Triage Security Engineer 3
Position Overview and Objective
The Triage Security Engineers manage in-coming security incidents and works with the Concierge Security team to provide post-incident remediation activities.
Primary Responsibilities and Duties
Analyze incoming security events based on different data points; network, endpoint, and log sources expediently, consistently, and accurately. Leverage education and training to identify correlations in client environment to determine if behavior is expected. Effectively navigate the Incident Triage Dashboard and load the Tier 3 incident queues.
Own overall technical guidance and direction for the case for the customer, with authority to guide less experienced Triage team members in support tasks and participation in customer interactions. Escalate case to Concierge Security Team should customer requests require business relationship support for feature requests.
Prioritize low or medium to complex incoming events based on SLO (Service Level Object) determined by customer exceptionally well. Use independent judgement to determine prioritization of events and alerts and escalates as needed.
Independently steer complex investigations within area of expertise, and leverage security knowledge to engage the other experts within other disciplines to resolve matters appropriately.
Review traffic and logs to determine secondary incidents of compromise and other malicious activity; escalate incidents from Tier 3 to the customer in a heightened state if a true positive event is suspected.
Review complex customer security requests including but not limited to active customer breaches and compromises or unexpected activity found in their network; independently within area of expertise using security knowledge and engage the other experts within other disciplines to resolve matters appropriately as required to resolve issues quickly.
Act as a 3rd tier escalation for customer security issues on the phone providing guidance and expertise independently. When a solution is beyond the scope of knowledge, engaging other experts to provide solutions appropriately.
Conduct quality reviews on outgoing tickets and security engagements. At a system level, identify opportunities to improve processes, workflows, and tooling to increase efficiency, and recommend solutions to management based on findings. Advise peers and receive input on how to provide a better customer experience.
Exercise security expertise using the development platform to elevate more precise signal with minimal noise. Suggest news ways to refine signal to noise
Address all customer questions or concerns related to Tier 3+ security incident tickets.
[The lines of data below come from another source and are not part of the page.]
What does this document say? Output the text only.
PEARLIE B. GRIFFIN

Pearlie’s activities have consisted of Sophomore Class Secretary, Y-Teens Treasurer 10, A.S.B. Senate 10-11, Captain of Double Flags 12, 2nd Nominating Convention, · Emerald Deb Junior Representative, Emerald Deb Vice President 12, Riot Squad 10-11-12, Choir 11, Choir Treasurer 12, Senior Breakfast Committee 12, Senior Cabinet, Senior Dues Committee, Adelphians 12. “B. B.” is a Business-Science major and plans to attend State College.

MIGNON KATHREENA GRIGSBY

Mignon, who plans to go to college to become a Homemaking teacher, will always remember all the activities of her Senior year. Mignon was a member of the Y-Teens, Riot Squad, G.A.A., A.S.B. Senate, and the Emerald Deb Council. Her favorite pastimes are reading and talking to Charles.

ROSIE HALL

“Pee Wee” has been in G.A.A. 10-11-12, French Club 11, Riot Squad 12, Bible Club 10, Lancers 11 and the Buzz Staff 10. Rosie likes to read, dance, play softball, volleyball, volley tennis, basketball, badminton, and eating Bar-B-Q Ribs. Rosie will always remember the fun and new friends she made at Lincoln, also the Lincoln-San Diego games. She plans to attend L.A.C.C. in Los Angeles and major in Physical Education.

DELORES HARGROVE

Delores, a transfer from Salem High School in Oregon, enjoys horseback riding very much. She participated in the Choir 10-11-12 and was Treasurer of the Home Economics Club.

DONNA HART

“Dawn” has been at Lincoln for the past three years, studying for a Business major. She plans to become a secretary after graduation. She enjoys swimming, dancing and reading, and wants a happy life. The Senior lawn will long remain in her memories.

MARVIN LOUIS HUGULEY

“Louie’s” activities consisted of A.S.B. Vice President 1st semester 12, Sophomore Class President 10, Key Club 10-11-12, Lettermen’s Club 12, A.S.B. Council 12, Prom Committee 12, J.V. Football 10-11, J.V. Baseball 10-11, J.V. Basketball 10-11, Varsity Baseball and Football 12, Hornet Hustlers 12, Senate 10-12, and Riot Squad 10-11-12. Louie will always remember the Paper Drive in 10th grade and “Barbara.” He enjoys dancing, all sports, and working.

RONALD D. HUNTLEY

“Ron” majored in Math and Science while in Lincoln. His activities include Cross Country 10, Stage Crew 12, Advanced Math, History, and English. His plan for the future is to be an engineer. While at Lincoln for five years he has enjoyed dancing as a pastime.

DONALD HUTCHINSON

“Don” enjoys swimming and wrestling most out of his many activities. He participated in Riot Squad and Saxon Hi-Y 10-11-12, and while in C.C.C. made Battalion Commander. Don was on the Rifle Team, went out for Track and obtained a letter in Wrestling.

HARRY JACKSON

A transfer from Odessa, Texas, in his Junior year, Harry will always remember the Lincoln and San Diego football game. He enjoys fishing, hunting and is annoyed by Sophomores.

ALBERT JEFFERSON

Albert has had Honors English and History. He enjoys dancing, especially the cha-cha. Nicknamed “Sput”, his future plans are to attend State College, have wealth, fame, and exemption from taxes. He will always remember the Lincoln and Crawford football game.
Serve as an escalation point for TSA, TSE1, and TSE2, questions or issues. Coach and mentor other team members based on expertise.
Drive security compromise investigations mentoring Tier 2 team members, looking for root point of compromise in a post-mortem. Act as the escalation point providing guidance and next steps.
Prioritize task work according to understood and implied priorities.
Interact on behalf of AWN with customers as a technical representative and senior-level provider of security services.
Key Skills
Strong understanding of Active Directory function
Strong understanding of windows utilities
Strong understanding of firewall concepts
Understanding of common business network environments
Basic understanding of security concerns for common cloud-based infrastructure-as-a-service providers:
Strong understanding of security concerns for common cloud-based services:
Understanding of security principles and tools
Basic understanding of DTR process, and practical use
Strong understanding of Identify, Contain, and Eradicate phases of Incident Response
Key Competencies
Minimum Qualifications
Relevant education could include university degree, college diploma, or industry certifications
3-5 years relevant experience
Preferred Qualifications
Environment and Physical Demands
Work is primarily sedentary in nature and can be executed sitting or standing positions in an office environment.
Requires ability to utilize technology related to using a keyboard, verbal communication, and work with device screens which require visual acuity.
If located in a company office, often requires the mobility to physically navigate the space.
In the event of business travel, mobility sufficient to utilize public and private transport and navigate to essential locations.
May include moving or lifting of 25 pounds or less (e.g., office chair, reams of paper).
Travel Requirements
Typically 10% or less of business travel
Security Requirements
Conducts duties and responsibilities in accordance with AWN's Information Security policies, standards, processes, and controls to protect the confidentiality, integrity, and availability of AWN business information.
Each successful candidate will be required to pass a criminal background check and an employment verification as a condition of employment.